Другой на его месте стал бы считать себя неудачником, обделенным судьбой, «лишним человеком». Но этого богатыря не так-то легко было сломить. Он решил, что может «быть полезным другим, если сам не родился художником». И это стало девизом всей его жизни. «Я решительно хочу начать карьеру полезного человека», — писал он. И он принялся воевать за русское искусство, за все передовое, самобытное, новое не только в музыке, но и в живописи, в скульптуре.
Вот что рассказывает Репин о своей первой встрече со Стасовым. У скульптора Антокольского собралась компания молодых художников. Когда пришел Стасов, сразу же разгорелся спор об искусстве.
«Владимир Васильевич не был красноречив, как оратор, но он был глубоко убежден в своем. И никогда ни один противник не сломил его веры в свое. На своих положениях он стоял бесповоротно и противника своего ни на одну минуту не считал правым. Он его почти уже не слушал.
Спор становился все горячее, говорили все громче, и, наконец, уже оба кричали в одно время.
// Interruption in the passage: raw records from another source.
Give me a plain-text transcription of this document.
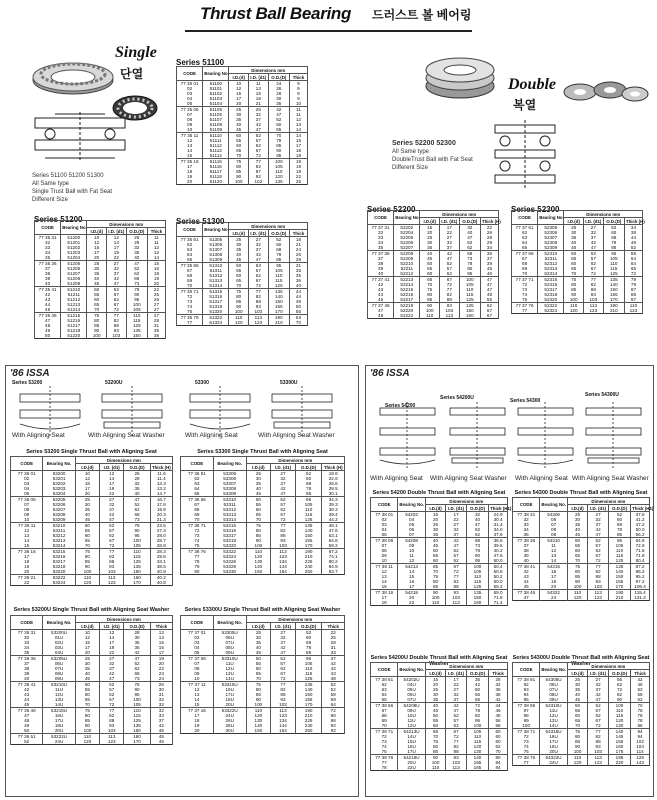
Thrust Ball Bearing 드러스트 볼 베어링
Single
단열
Series 51100 51200 51300
All Same type
Single Trust Ball with Fat Seat
Different Size
Double
복열
Series 52200 52300
All Same type
DoubleTrust Ball with Fat Seat
Different Size
Series 51100
CODE	Bearing No.	Dimensions mm			
		I.D.(d)	I.D. (d1)	O.D.(D)	Thick
77 35 01	51100	10	11	24	9
02	51101	12	13	26	9
03	51102	15	16	28	9
04	51103	17	18	30	9
05	51104	20	21	35	10
77 35 06	51105	25	26	42	11
07	51106	30	32	47	11
08	51107	35	37	52	12
09	51108	40	42	60	13
10	51109	45	47	65	14
77 35 11	51110	50	52	70	14
12	51111	55	57	78	16
13	51112	60	62	85	17
14	51113	65	67	90	18
15	51114	70	72	95	18
77 35 16	51115	75	77	100	19
17	51116	80	82	105	19
18	51117	85	87	110	19
19	51118	90	92	120	22
20	51120	100	102	135	25
Series 51200
CODE	Bearing No.	Dimensions mm			
		I.D.(d)	I.D. (d1)	O.D.(D)	Thick
77 35 31	51200	10	12	26	11
32	51201	12	14	28	11
33	51202	15	17	32	12
34	51203	17	19	35	12
35	51204	20	22	40	14
77 35 36	51205	25	27	47	15
37	51206	30	32	52	16
38	51207	35	37	62	18
39	51208	40	42	68	19
40	51209	45	47	73	20
77 35 41	51210	50	52	78	22
42	51211	55	57	90	25
43	51212	60	62	95	26
44	51213	65	67	100	27
45	51214	70	72	105	27
77 35 46	51215	75	77	110	27
47	51216	80	82	115	28
48	51217	85	88	125	31
49	51218	90	93	135	35
50	51220	100	103	150	38
Series 51300
CODE	Bearing No.	Dimensions mm			
		I.D.(d)	I.D. (d1)	O.D.(D)	Thick
77 35 61	51305	25	27	52	18
62	51306	30	32	60	21
63	51307	35	37	68	24
64	51308	40	42	78	26
65	51309	45	47	85	28
77 35 66	51310	50	53	95	31
67	51311	55	57	105	35
68	51312	60	62	110	35
69	51313	65	67	115	36
70	51314	70	72	125	40
77 35 71	51315	75	77	135	44
72	51316	80	82	140	44
73	51317	85	88	150	49
74	51318	90	93	155	50
75	51320	100	103	170	55
77 35 76	51322	110	113	190	63
77	51324	120	123	210	70
Series 52200
CODE	Bearing No.	Dimensions mm			
		I.D.(d)	I.D. (d1)	O.D.(D)	Thick (H)
77 37 31	52202	15	17	32	22
32	52204	20	22	40	26
33	52205	25	27	47	28
34	52206	30	32	52	29
35	52207	35	37	62	34
77 37 36	52208	40	42	68	36
37	52209	45	47	73	37
38	52210	50	52	78	39
39	52211	55	57	90	45
40	52212	60	62	95	46
77 37 41	52213	65	67	100	47
42	52214	70	72	105	47
43	52215	75	77	110	47
44	52216	80	82	115	48
45	52217	85	88	125	55
77 37 46	52218	90	93	135	62
47	52220	100	103	150	67
48	52222	110	113	160	67
Series 52300
CODE	Bearing No.	Dimensions mm			
		I.D.(d)	I.D. (d1)	O.D.(D)	Thick (H)
77 37 61	52305	25	27	52	34
62	52306	30	32	60	38
63	52307	35	37	68	44
64	52308	40	42	78	49
65	52309	45	47	85	52
77 37 66	52310	50	52	95	58
67	52311	55	57	105	64
68	52312	60	62	110	64
69	52313	65	67	115	65
70	52314	70	72	125	72
77 37 71	52315	75	77	135	79
72	52316	80	82	140	79
73	52317	85	88	150	87
74	52318	90	93	155	88
75	52320	100	103	170	97
77 37 76	52322	110	113	190	110
77	52324	120	123	210	123
Series 53200 Single Thrust Ball with Aligning Seat
CODE	Bearing No.	Dimensions mm			
		I.D.(d)	I.D. (d1)	O.D.(D)	Thick (H)
77 36 01	53200	10	12	26	11.6
02	53201	12	14	28	11.4
03	53202	15	17	32	13.3
04	53203	17	19	35	13.2
05	53204	20	22	40	14.7
77 36 06	53205	25	27	47	16.7
07	53206	30	32	52	17.8
08	53207	35	37	62	19.9
09	53208	40	42	68	20.3
10	53209	45	47	73	21.3
77 36 11	53210	50	52	78	23.5
12	53211	55	57	90	27.3
13	53212	60	62	95	28.0
14	53213	65	67	100	28.7
15	53214	70	72	105	28.8
77 36 16	53215	75	77	110	28.3
17	53216	80	82	115	29.5
18	53217	85	88	125	33.1
19	53218	90	93	135	38.5
20	53220	100	103	150	40.9
77 36 21	53222	110	113	160	40.2
22	53224	120	123	170	40.8
Series 53300 Single Thrust Ball with Aligning Seat
CODE	Bearing No.	Dimensions mm			
		I.D.(d)	I.D. (d1)	O.D.(D)	Thick (H)
77 36 61	53305	25	27	52	19.8
62	53306	30	32	60	22.6
63	53307	35	37	68	25.6
64	53308	40	42	78	28.5
65	53309	45	47	85	30.1
77 36 66	53310	50	52	95	34.3
67	53311	55	57	105	39.3
68	53312	60	62	110	38.3
69	53313	65	67	115	39.4
70	53314	70	72	125	44.2
77 36 71	53315	75	77	135	48.1
72	53316	80	82	140	47.6
73	53317	85	88	150	53.1
74	53318	90	93	155	54.6
75	53320	100	103	170	59.2
77 36 76	53322	110	113	190	67.2
77	53324	120	123	210	74.1
78	53326	130	134	225	80.2
79	53328	140	144	240	84.9
80	53330	150	154	250	83.7
Series 53200U Single Thrust Ball with Aligning Seat Washer
CODE	Bearing No.	Dimensions mm			
		I.D.(d)	I.D. (d1)	O.D.(D)	Thick
77 36 31	53200U	10	12	28	13
32	01U	12	14	30	13
33	02U	15	17	35	15
34	03U	17	19	35	15
35	04U	20	22	42	17
77 36 36	53205U	25	27	47	19
37	06U	30	32	52	20
38	07U	35	37	62	22
39	08U	40	42	68	23
40	09U	45	47	73	24
77 36 41	53210U	50	52	78	26
42	11U	55	57	90	30
43	12U	60	62	95	31
44	13U	65	67	100	32
45	14U	70	72	105	32
77 36 46	53215U	75	77	110	32
47	16U	80	82	115	33
48	17U	85	88	125	37
49	18U	90	93	135	42
50	20U	100	103	150	45
77 36 51	53222U	110	113	160	45
52	24U	120	123	170	46
Series 53300U Single Thrust Ball with Aligning Seat Washer
CODE	Bearing No.	Dimensions mm			
		I.D.(d)	I.D. (d1)	O.D.(D)	Thick
77 37 01	53305U	25	27	52	22
02	06U	30	32	60	25
03	07U	35	37	68	28
04	08U	40	42	78	31
05	09U	45	47	85	33
77 37 06	53310U	50	52	95	37
07	11U	55	57	105	42
08	12U	60	62	110	42
09	13U	65	67	115	43
10	14U	70	72	125	48
77 37 11	53315U	75	77	135	52
12	16U	80	82	140	52
13	17U	85	88	150	58
14	18U	90	93	155	59
15	20U	100	103	170	64
77 37 16	53322U	110	113	190	72
17	24U	120	123	210	80
18	26U	130	134	225	86
19	28U	140	144	240	92
20	30U	150	154	250	92
Series 54200 Double Thrust Ball with Aligning Seat
CODE	Bearing No.	Dimensions mm			
		I.D.(d)	I.D. (d1)	O.D.(D)	Thick (H1)
77 38 01	54202	15	17	32	24.9
02	04	20	22	40	30.4
03	05	25	27	47	31.4
04	06	30	32	52	34.0
05	07	35	37	62	37.6
77 38 06	54208	40	42	68	38.6
07	09	45	47	73	39.6
08	10	50	52	78	40.2
09	11	55	57	90	47.6
10	12	60	62	95	50.0
77 38 11	54213	65	67	100	50.4
12	14	70	72	105	50.6
13	15	75	77	110	50.2
14	16	80	82	115	50.0
15	17	85	88	125	59.2
77 38 16	54218	90	93	135	69.0
17	20	100	103	150	71.8
18	22	110	113	160	71.4
Series 54300 Double Thrust Ball with Aligning Seat
CODE	Bearing No.	Dimensions mm			
		I.D.(d)	I.D. (d1)	O.D.(D)	Thick (H1)
77 38 31	54306	25	27	52	37.6
32	06	30	32	60	41.2
33	07	35	37	68	47.2
34	08	40	42	78	50.0
35	09	45	47	85	56.2
77 38 36	54310	50	52	95	64.6
37	11	55	57	105	72.6
38	12	60	62	110	71.6
39	13	65	67	115	71.8
40	14	70	72	125	80.4
77 38 41	54315	75	77	135	87.2
42	16	80	82	140	86.2
43	17	85	88	150	95.2
44	18	90	93	155	97.2
45	20	100	103	170	106.4
77 38 46	54322	110	113	190	118.4
47	24	120	123	210	131.2
Series 54200U Double Thrust Ball with Aligning Seat Washer
CODE	Bearing No.	Dimensions mm			
		I.D.(d)	I.D. (d1)	O.D.(D)	Thick
77 38 61	54202U	15	17	35	28
62	04U	20	22	42	32
63	05U	25	27	50	36
64	06U	30	32	55	38
65	07U	35	37	65	42
77 38 66	54208U	40	42	72	44
67	09U	45	47	78	46
68	10U	50	52	82	48
69	11U	55	57	95	56
70	12U	60	62	100	58
77 38 71	54213U	65	67	105	60
72	14U	70	72	110	60
73	15U	75	77	115	60
74	16U	80	82	120	62
75	17U	85	88	130	70
77 38 76	54218U	90	93	140	80
77	20U	100	103	155	84
78	22U	110	113	165	84
Series 54300U Double Thrust Ball with Aligning Seat Washer
CODE	Bearing No.	Dimensions mm			
		I.D.(d)	I.D. (d1)	O.D.(D)	Thick
77 38 91	54305U	25	27	55	42
92	06U	30	32	62	46
93	07U	35	37	72	52
94	08U	40	42	82	58
95	09U	45	47	90	62
77 38 96	54310U	50	52	100	70
97	11U	55	57	110	78
98	12U	60	62	115	78
99	13U	65	67	120	78
100	14U	70	72	130	86
77 38 71	54315U	75	77	140	94
72	16U	80	82	145	94
73	17U	85	88	155	102
74	18U	90	93	160	104
75	20U	100	103	175	114
77 38 76	54322U	110	113	195	128
77	24U	120	123	220	143
'86 ISSA	'86 ISSA
Series 53200	53200U	53300	53300U
With Aligning Seat	With Aligning Seat Washer	With Aligning Seat	With Aligning Seat Washer
Series 54200
Series 54200U	Series 54300
Series 54300U
With Aligning Seat With Aligning Seat Washer With Aligning Seat With Aligning Seat Washer
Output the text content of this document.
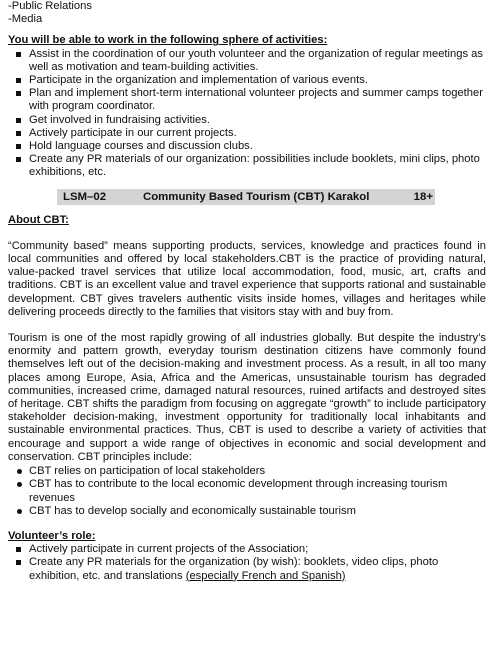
-Public Relations

-Media

You will be able to work in the following sphere of activities:

Assist in the coordination of our youth volunteer and the organization of regular meetings as well as motivation and team-building activities.
Participate in the organization and implementation of various events.
Plan and implement short-term international volunteer projects and summer camps together with program coordinator.
Get involved in fundraising activities.
Actively participate in our current projects.
Hold language courses and discussion clubs.
Create any PR materials of our organization: possibilities include booklets, mini clips, photo exhibitions, etc.
LSM–02	Community Based Tourism (CBT) Karakol	18+

About CBT:

“Community based” means supporting products, services, knowledge and practices found in local communities and offered by local stakeholders.CBT is the practice of providing natural, value-packed travel services that utilize local accommodation, food, music, art, crafts and traditions. CBT is an excellent value and travel experience that supports rational and sustainable development. CBT gives travelers authentic visits inside homes, villages and heritages while delivering proceeds directly to the families that visitors stay with and buy from.

Tourism is one of the most rapidly growing of all industries globally. But despite the industry’s enormity and pattern growth, everyday tourism destination citizens have commonly found themselves left out of the decision-making and investment process. As a result, in all too many places among Europe, Asia, Africa and the Americas, unsustainable tourism has degraded communities, increased crime, damaged natural resources, ruined artifacts and destroyed sites of heritage. CBT shifts the paradigm from focusing on aggregate “growth” to include participatory stakeholder decision-making, investment opportunity for traditionally local inhabitants and sustainable environmental practices. Thus, CBT is used to describe a variety of activities that encourage and support a wide range of objectives in economic and social development and conservation. CBT principles include:

CBT relies on participation of local stakeholders
CBT has to contribute to the local economic development through increasing tourism revenues
CBT has to develop socially and economically sustainable tourism

Volunteer’s role:

Actively participate in current projects of the Association;
Create any PR materials for the organization (by wish): booklets, video clips, photo exhibition, etc. and translations (especially French and Spanish)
Не слушая противника, Стасов разносил отжившую классику. Кричал, что бесплодно тратятся молодые, лучшие силы на обезьянью дрессировку; что нам подделываться под то древнее искусство, которое свое сказало, и продолжать его, работать в его духе — бессмысленно и бесплодно.
Это значило бы, что мы хотим оживить покойников. Да мы их никогда не поймем! Будет фальшь одна. У нас свои национальные задачи, надо уметь видеть свою жизнь и представлять то, что еще никогда не было представлено. Сколько своеобразного и в жизни, и в лицах, и в архитектуре, и в костюмах, и в природе, а главное — в самом характере людей, в их страсти. Типы, типы подавайте! Страстью проникайтесь, особенной, своей, самобытной!».
Интересы Стасова были необычайно широки. Не было лучшего знатока истории искусства. И в то же время он великолепно знал литературу всех времен и народов. Он мог часами читать вслух своим друзьям великие творения народного эпоса. Его увлекали величественные картины Космоса, которые он находил в книгах Гумбольдта и Бэра. Его любимыми мыслителями были Белинский, Герцен, Чернышевский.
Он писал Балакиреву в 1859 году: «Право, мне предосадно, что Вас не увидал сегодня. Я Вам принес… только что вышедший первый том Белинского, из которого мне так хотелось первому прочитать Вам кое-что. Все молодое русское поколение воспитано Белинским, оттого я захотел, чтоб Вы узнали его чудесную, прямую, светлую и сильную натуру. Я его очень люблю. Авось мы с Вами на нем не разойдемся»:
Стасов и сам стал таким же неистовым воителем за реализм и народность в искусстве, каким был Белинский. Опираясь на творения Глинки, Стасов требовал, чтобы музыка исходила из жизни народа и выражала душу народа.
Когда была напечатана диссертация Чернышевского «Эстетические отношения искусства к действительности», у Стасова в руках появилось новое мощное оружие.
Прекрасное надо искать в самой жизни! Это было то, что Стасов и раньше чувствовал, но что Чернышевский научно обосновал.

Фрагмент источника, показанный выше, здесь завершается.